Saturday, June 5, 2010

The future...

Interesting quote from the novel I'm reading, Infoquake:
"Your future is what you decide to do tomorrow."

Wednesday, June 2, 2010

iPhone/iPad development book

At Andy's dinner last week I was turned on to a beginners iPhone programming book that I was told was just right for me. It's called "Beginning iPhone 3 Development: Exploring the iPhone SDK" and yes, it's excellent.

I'm only up to chapter 4, but already it's clarified iPhone development concepts that I've been struggling with using other resources.

It's written very clearly. It's organized to present ideas in a gradual fashion, and at a pace that is fast enough to still be a challenge, but not so fast as to be indigestible.

Highly recommended.

PS. I'll post here when I publish my first iPhone and/or iPad apps.

Tuesday, June 1, 2010

Quiet Again

Traditionally, well in my world anyway, Memorial Day is the start of summer. Perhaps strangely, "summer" was defined by when you could comfortably go swimming in the lake here at lookoutPoint. And that has always been from Memorial Day to Labor Day.

So it was with odd pride that I was able to swim almost a week earlier.

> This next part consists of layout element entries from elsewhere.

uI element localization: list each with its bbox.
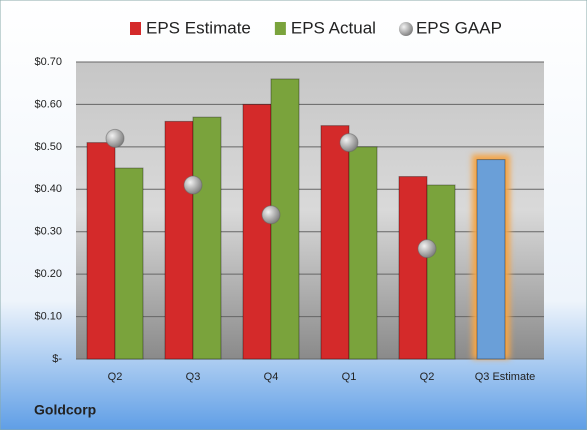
- gaap-marker: [105, 128, 125, 148]
- plot-area: [76, 62, 544, 359]
- y-tick-label: $0.20: [34, 268, 62, 280]
- legend-label: EPS GAAP: [416, 18, 502, 37]
- bar: [426, 184, 456, 360]
- y-tick-label: $0.70: [34, 56, 62, 68]
- y-tick-label: $0.50: [34, 141, 62, 153]
- bar: [192, 116, 222, 360]
- bar: [398, 176, 428, 360]
- x-tick-label: Q3 Estimate: [475, 371, 536, 383]
- bar: [242, 103, 272, 360]
- x-tick-label: Q2: [420, 371, 435, 383]
- bar: [86, 142, 116, 360]
- y-tick-label: $0.30: [34, 226, 62, 238]
- gaap-marker: [339, 133, 359, 153]
- legend-marker: [398, 22, 413, 36]
- legend-marker: [130, 22, 141, 35]
- x-tick-label: Q3: [186, 371, 201, 383]
- bar: [348, 146, 378, 360]
- legend: EPS Estimate EPS Actual EPS GAAP: [130, 18, 502, 37]
- gaap-marker: [261, 205, 281, 225]
- x-tick-label: Q4: [264, 371, 279, 383]
- bar: [164, 120, 194, 360]
- legend-label: EPS Actual: [291, 18, 376, 37]
- y-tick-label: $0.60: [34, 98, 62, 110]
- legend-label: EPS Estimate: [146, 18, 251, 37]
- gaap-marker: [183, 175, 203, 195]
- x-tick-label: Q1: [342, 371, 357, 383]
- y-tick-label: $-: [52, 353, 62, 365]
- bar: [476, 159, 506, 360]
- bar: [320, 125, 350, 360]
- y-tick-label: $0.10: [34, 310, 62, 322]
- legend-marker: [274, 22, 286, 35]
- bar: [114, 167, 144, 360]
- footer: Goldcorp: [34, 402, 96, 418]
- gaap-marker: [417, 239, 437, 259]
- y-tick-label: $0.40: [34, 183, 62, 195]
- x-tick-label: Q2: [108, 371, 123, 383]
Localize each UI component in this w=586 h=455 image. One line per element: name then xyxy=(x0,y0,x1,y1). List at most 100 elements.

Over the years the activity level here at Pawuckaway has grown in a very particular way. Weekdays are relatively quiet, but weekends get very busy, crowded and noisy. And starting the day after school ends both those categories will increase by quite a bit.

When I was a kid the weekends were the time to be at the lake. It's when we'd come here in the spring and fall, and it was typically when I'd find my summer friends also here. But since returning the the east coast almost ten years ago I developed this feeling that the weekends are when you want to hide-out.

During the week the lake and its surroundings are quite pleasant, but on the weekends it too crowded and noisy. It's tempting to make plans to go elsewhere for the weekends, and return on Monday for the quiet.